September 18, 2020

Floridian of the Year

Brightline Passenger Train: Floridian of the Year

Mike Vogel | 11/28/2018

‘The experience is sugar’

Goddard is Brightline’s third top executive since the idea was announced. The company employs veteran railroad people, but Goddard, who joined in 2016, came out of the hospitality field and helped launch hotels around the U.S., Caribbean and South America for years. “I’ve opened some fairly big stuff in my career,” he says. “But this has been the most compelling and most interesting by a long shot. We’re changing the way people move around the state,” he says, talking anecdotally of lawyers and real estate agents working across counties now. He notes that the train opens downtowns to drawing from a larger labor pool while giving workers new options on where to live and work. Brightline already has made intercity trips — getting to Miami Heat games, for example — easier across the region.

Brightline riders tend to be leisure travelers, but Goddard says business traveler ridership “is going up about 5% to 10% every week.” Though not as cheap as TriRail, Brightline fares are cheaper compared to the cost of driving and parking, he says. Plus, “it’s about half the time and a better experience,” he says.

That experience includes — for highestfare customers — complimentary wines and brews in the private lounge, compli-mentary full-bar cart service on the train and other amenities. “I’ve learned from my days in hospitality that people are prepared to pay for a great experience,” Goddard says. “This is why they want to go to a farmers market instead of going to Costco. The transportation business is all about ‘can you get me there cheaper and faster than my alternatives.’ That’s the opener. The experience is the sugar.”

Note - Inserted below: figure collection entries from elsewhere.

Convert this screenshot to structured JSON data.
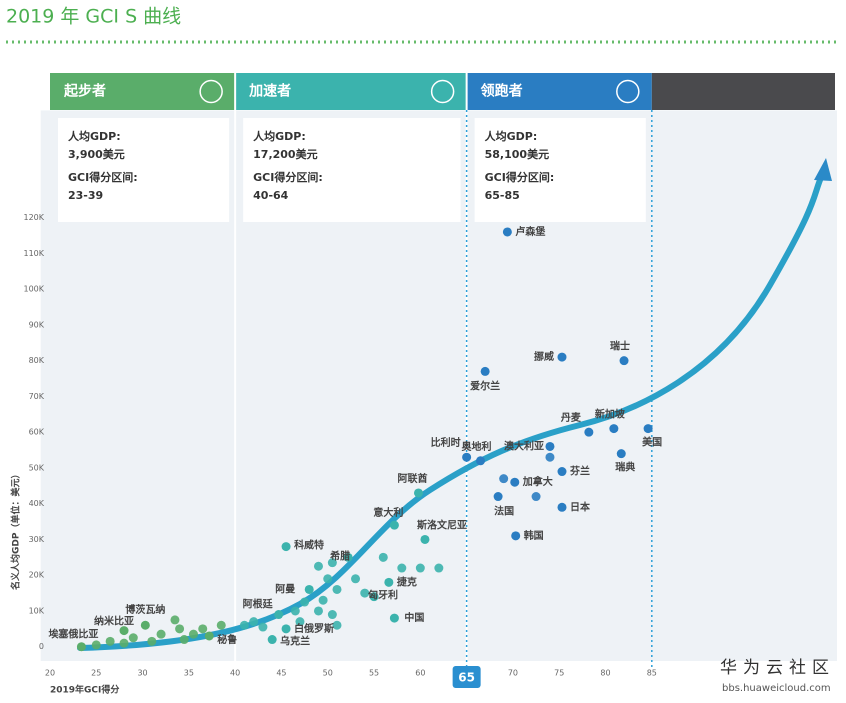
{
  "chart_data": {
    "type": "scatter",
    "title": "2019 年 GCI S 曲线",
    "x_label": "2019年GCI得分",
    "y_label": "名义人均GDP（单位：美元）",
    "watermark": "华为云社区",
    "watermark_url": "bbs.huaweicloud.com",
    "xlim": [
      19,
      105
    ],
    "ylim": [
      -4000,
      150000
    ],
    "xticks": [
      20,
      25,
      30,
      35,
      40,
      45,
      50,
      55,
      60,
      65,
      70,
      75,
      80,
      85
    ],
    "highlight_xtick": 65,
    "yticks": [
      {
        "value": 0,
        "label": "0"
      },
      {
        "value": 10000,
        "label": "10K"
      },
      {
        "value": 20000,
        "label": "20K"
      },
      {
        "value": 30000,
        "label": "30K"
      },
      {
        "value": 40000,
        "label": "40K"
      },
      {
        "value": 50000,
        "label": "50K"
      },
      {
        "value": 60000,
        "label": "60K"
      },
      {
        "value": 70000,
        "label": "70K"
      },
      {
        "value": 80000,
        "label": "80K"
      },
      {
        "value": 90000,
        "label": "90K"
      },
      {
        "value": 100000,
        "label": "100K"
      },
      {
        "value": 110000,
        "label": "110K"
      },
      {
        "value": 120000,
        "label": "120K"
      }
    ],
    "stages": [
      {
        "name": "起步者",
        "color": "#5aad6a",
        "x_end": 40,
        "gdp_label": "人均GDP:",
        "gdp": "3,900美元",
        "range_label": "GCI得分区间:",
        "range": "23-39"
      },
      {
        "name": "加速者",
        "color": "#3bb3ad",
        "x_end": 65,
        "gdp_label": "人均GDP:",
        "gdp": "17,200美元",
        "range_label": "GCI得分区间:",
        "range": "40-64"
      },
      {
        "name": "领跑者",
        "color": "#2a7dc2",
        "x_end": 85,
        "gdp_label": "人均GDP:",
        "gdp": "58,100美元",
        "range_label": "GCI得分区间:",
        "range": "65-85"
      }
    ],
    "points": [
      {
        "name": "卢森堡",
        "x": 69.4,
        "y": 116000
      },
      {
        "name": "瑞士",
        "x": 82,
        "y": 80000
      },
      {
        "name": "挪威",
        "x": 75.3,
        "y": 81000
      },
      {
        "name": "爱尔兰",
        "x": 67,
        "y": 77000
      },
      {
        "name": "新加坡",
        "x": 80.9,
        "y": 61000
      },
      {
        "name": "美国",
        "x": 84.6,
        "y": 61000
      },
      {
        "name": "丹麦",
        "x": 78.2,
        "y": 60000
      },
      {
        "name": "澳大利亚",
        "x": 74,
        "y": 56000
      },
      {
        "name": "瑞典",
        "x": 81.7,
        "y": 54000
      },
      {
        "name": "奥地利",
        "x": 66.5,
        "y": 52000
      },
      {
        "name": "比利时",
        "x": 65,
        "y": 53000
      },
      {
        "name": "芬兰",
        "x": 75.3,
        "y": 49000
      },
      {
        "name": "加拿大",
        "x": 70.2,
        "y": 46000
      },
      {
        "name": "法国",
        "x": 68.4,
        "y": 42000
      },
      {
        "name": "日本",
        "x": 75.3,
        "y": 39000
      },
      {
        "name": "韩国",
        "x": 70.3,
        "y": 31000
      },
      {
        "name": "阿联酋",
        "x": 59.8,
        "y": 43000
      },
      {
        "name": "意大利",
        "x": 57.2,
        "y": 34000
      },
      {
        "name": "科威特",
        "x": 45.5,
        "y": 28000
      },
      {
        "name": "希腊",
        "x": 52.2,
        "y": 25000
      },
      {
        "name": "斯洛文尼亚",
        "x": 60.5,
        "y": 30000
      },
      {
        "name": "捷克",
        "x": 56.6,
        "y": 18000
      },
      {
        "name": "匈牙利",
        "x": 55,
        "y": 14000
      },
      {
        "name": "中国",
        "x": 57.2,
        "y": 8000
      },
      {
        "name": "阿曼",
        "x": 48,
        "y": 16000
      },
      {
        "name": "阿根廷",
        "x": 44.7,
        "y": 9000
      },
      {
        "name": "白俄罗斯",
        "x": 45.5,
        "y": 5000
      },
      {
        "name": "乌克兰",
        "x": 44,
        "y": 2000
      },
      {
        "name": "秘鲁",
        "x": 37.2,
        "y": 3000
      },
      {
        "name": "博茨瓦纳",
        "x": 30.3,
        "y": 6000
      },
      {
        "name": "纳米比亚",
        "x": 28,
        "y": 4500
      },
      {
        "name": "埃塞俄比亚",
        "x": 23.4,
        "y": 0
      }
    ],
    "other_points": [
      {
        "x": 25,
        "y": 500
      },
      {
        "x": 26.5,
        "y": 1500
      },
      {
        "x": 28,
        "y": 1000
      },
      {
        "x": 29,
        "y": 2500
      },
      {
        "x": 31,
        "y": 1500
      },
      {
        "x": 32,
        "y": 3500
      },
      {
        "x": 33.5,
        "y": 7500
      },
      {
        "x": 34,
        "y": 5000
      },
      {
        "x": 34.5,
        "y": 2000
      },
      {
        "x": 35.5,
        "y": 3500
      },
      {
        "x": 36.5,
        "y": 5000
      },
      {
        "x": 38.5,
        "y": 6000
      },
      {
        "x": 41,
        "y": 6000
      },
      {
        "x": 42,
        "y": 7000
      },
      {
        "x": 43,
        "y": 5500
      },
      {
        "x": 46.5,
        "y": 10000
      },
      {
        "x": 47.5,
        "y": 12500
      },
      {
        "x": 49,
        "y": 10000
      },
      {
        "x": 49.5,
        "y": 13000
      },
      {
        "x": 50,
        "y": 19000
      },
      {
        "x": 50.5,
        "y": 9000
      },
      {
        "x": 51,
        "y": 16000
      },
      {
        "x": 51,
        "y": 6000
      },
      {
        "x": 53,
        "y": 19000
      },
      {
        "x": 54,
        "y": 15000
      },
      {
        "x": 56,
        "y": 25000
      },
      {
        "x": 58,
        "y": 22000
      },
      {
        "x": 60,
        "y": 22000
      },
      {
        "x": 62,
        "y": 22000
      },
      {
        "x": 49,
        "y": 22500
      },
      {
        "x": 50.5,
        "y": 23500
      },
      {
        "x": 47,
        "y": 7000
      },
      {
        "x": 72.5,
        "y": 42000
      },
      {
        "x": 74,
        "y": 53000
      },
      {
        "x": 69,
        "y": 47000
      }
    ]
  }
}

Among Brightline’s other early effects are improvements to crossings, including “quiet zones” in which trains, because of the crossing safety upgrades, no longer need to sound horns. Brightline also means TriRail, next year, will realize its long held ambition to run on the FEC tracks east of I-95 into downtown Miami. Until Brightline, TriRail was confined to a line farther west and a junction in northwest Miami-Dade with Metrorail.

Development play

Brightline stations are spawning development nearby — clearly part of the company’s overall strategy since it acquired land anticipating transit-oriented development. “We get to build our own beachfront property,” Goddard says. In West Palm Beach, that means building residences at the station. Nearby property owners are basking in the amenity dropped in their laps.

In Miami, Brightline’s most ambitious project is a six-block development surrounding its multi-story MiamiCentral station, itself a showpiece of lounges, art, airy floors and a digital wall. Within the six blocks, Brightline’s parent is building Park-Line Miami, two 30-story apartment towers, atop the Brightline platform. It’s had such success leasing two new class A office towers — one 12 stories, the other 10 — that it has both for sale. All the development sits just inside the edge of Overtown, a neighborhood not historically associated with class A development.

The developers of Miami Worldcenter, a 27-acre mixed-use project under development, paid $45 million for the old Miami Arena site to develop a convention center hotel that will bring their project next to the MiamiCentral station, which also becomes a TriRail stop next year and itself is next to stations for Metrorail and also the Metromover.

“We’re obviously big believers in what is happening here,” says Worldcenter managing principal Nitin Motwani. “The reality is our roads, our current infrastructure, can only handle so much congestion. The only solution is really transit, and Brightline sits at the center of it.”

There’s a limit on how much congestion relief Brightline can bring. Fully loaded running a full schedule, it can carry only upward of 8,000 people a day in Southeast Florida. Goddard says Brightline aims to connect hubs like Orlando and the Southeast Florida cities and then let the communities take care of connectivity within the cities.

Edens sees a big picture. Flagler’s train began Florida’s transition from a small southern state to the nation’s third-largest with a vibrant economy and a global role. “What I think you will see in Florida is an incremental and significant impact on economic development,” he says of Brightline. “When Henry Flagler built the train, that really did change the state tremendously.”